Eosinophils Outside of Inflammation: Homeostatic Regulation of IgA Production
Eosinophils are a multifunctional type of white blood cell that resides in the gastrointestinal lamina propria. They are widely known for their roles in inflammatory response; however, their non-inflammatory functions remain largely unexplored. Researchers, led by division director Marc E. Rothenberg, MD, PhD, used mice with a selective deficiency of systemic eosinophils (by lineage ablation) or gastrointestinal eosinophils (eotaxin-1/2 double deficient or CC chemokine receptor 3 deficient). They found that eosinophils support immunoglobulin A (IgA) class switching, maintain intestinal mucus secretions, affect intestinal microbial composition and promote the development of Peyer's patches. Eosinophil-deficient mice showed reduced expression of mediators of secretory IgA production, including intestinal interleukin 1β (IL-1β). Gastrointestinal eosinophils expressed a relatively high level of IL-1β, and IL-1β–deficient mice manifested the altered gene expression profiles observed in eosinophil-deficient mice and decreased levels of IgA(+) cells. The study’s collective data, published in Mucosal Immunology, suggest the requirement of eosinophils for homeostatic intestinal immune responses including IgA production, and that their affect is mediated via IL-1β in the small intestine.

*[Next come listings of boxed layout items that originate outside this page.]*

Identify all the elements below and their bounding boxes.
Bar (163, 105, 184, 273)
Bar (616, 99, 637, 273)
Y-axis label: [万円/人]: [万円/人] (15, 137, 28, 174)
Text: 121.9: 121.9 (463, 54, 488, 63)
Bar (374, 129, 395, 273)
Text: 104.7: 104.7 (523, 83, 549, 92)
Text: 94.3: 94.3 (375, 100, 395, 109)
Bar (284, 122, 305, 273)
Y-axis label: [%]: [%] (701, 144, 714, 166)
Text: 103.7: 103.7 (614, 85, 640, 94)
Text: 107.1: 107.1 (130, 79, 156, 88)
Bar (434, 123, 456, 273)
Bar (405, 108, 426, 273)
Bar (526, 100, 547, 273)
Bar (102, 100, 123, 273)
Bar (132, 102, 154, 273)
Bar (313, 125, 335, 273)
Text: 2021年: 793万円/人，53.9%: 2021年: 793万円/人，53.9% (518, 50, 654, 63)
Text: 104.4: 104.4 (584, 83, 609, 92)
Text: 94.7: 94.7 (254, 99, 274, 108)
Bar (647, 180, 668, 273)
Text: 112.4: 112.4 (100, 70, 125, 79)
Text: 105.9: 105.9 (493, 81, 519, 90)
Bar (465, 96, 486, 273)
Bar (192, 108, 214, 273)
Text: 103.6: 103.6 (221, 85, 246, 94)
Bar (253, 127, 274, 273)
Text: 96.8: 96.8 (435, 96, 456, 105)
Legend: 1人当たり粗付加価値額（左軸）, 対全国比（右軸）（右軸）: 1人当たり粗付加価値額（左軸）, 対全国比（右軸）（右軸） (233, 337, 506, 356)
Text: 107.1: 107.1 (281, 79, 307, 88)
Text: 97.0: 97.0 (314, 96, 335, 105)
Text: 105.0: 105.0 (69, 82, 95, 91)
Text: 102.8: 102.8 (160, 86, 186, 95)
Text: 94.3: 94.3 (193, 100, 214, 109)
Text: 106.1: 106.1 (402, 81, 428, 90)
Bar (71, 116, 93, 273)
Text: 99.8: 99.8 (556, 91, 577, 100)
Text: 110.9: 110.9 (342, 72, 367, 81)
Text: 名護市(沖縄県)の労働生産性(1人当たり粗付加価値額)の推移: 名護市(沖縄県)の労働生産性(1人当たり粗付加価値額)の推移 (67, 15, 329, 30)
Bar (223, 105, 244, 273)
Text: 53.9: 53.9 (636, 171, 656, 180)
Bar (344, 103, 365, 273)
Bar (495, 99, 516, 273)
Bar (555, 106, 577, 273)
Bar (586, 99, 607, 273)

Neurotrophins: Another Piece in the IL-13 Inflammation Puzzle
Researchers, led by division director Marc E. Rothenberg, MD, PhD, explored the interaction of the interleukin (IL) 13 and neurotrophin pathways, which are functionally important for the pathogenesis of immune responses, particularly those involving pain such as in eosinophilic esophagitis (EoE). By interrogating IL-13–induced responses in human epithelial cells, they found an early transcriptional target of IL-13, neurotrophic tyrosine kinase receptor, type 1 (NTRK1). NTRK1 is a cognate, high-affinity receptor for nerve growth factor (NGF). NTRK1’s induction accompanied by accumulation of activating epigenetic marks in the promoter. In human EoE, an allergic inflammation disease, NTRK1 was increased in inflamed tissue and dynamically expressed as a function of disease activity, and a downstream mediator of NTRK1 signaling was elevated in allergic inflammatory tissue compared with control tissue. Unlike NTRK1, its ligand NGF was constitutively expressed in control and disease states, indicating that IL-13–stimulated NTRK1 induction is a limiting factor in pathway activation. In epithelial cells, NGF and IL-13 synergistically induced several target genes, including chemokine (C-C motif) ligand 26 (eotaxin-3). In summary, these results, published in the Journal of Clinical Investigation Insight, demonstrate that IL-13 confers epithelial cell responsiveness to NGF by regulating NTRK1 levels by a transcriptional and epigenetic mechanism and that this process likely contributes to allergic inflammation.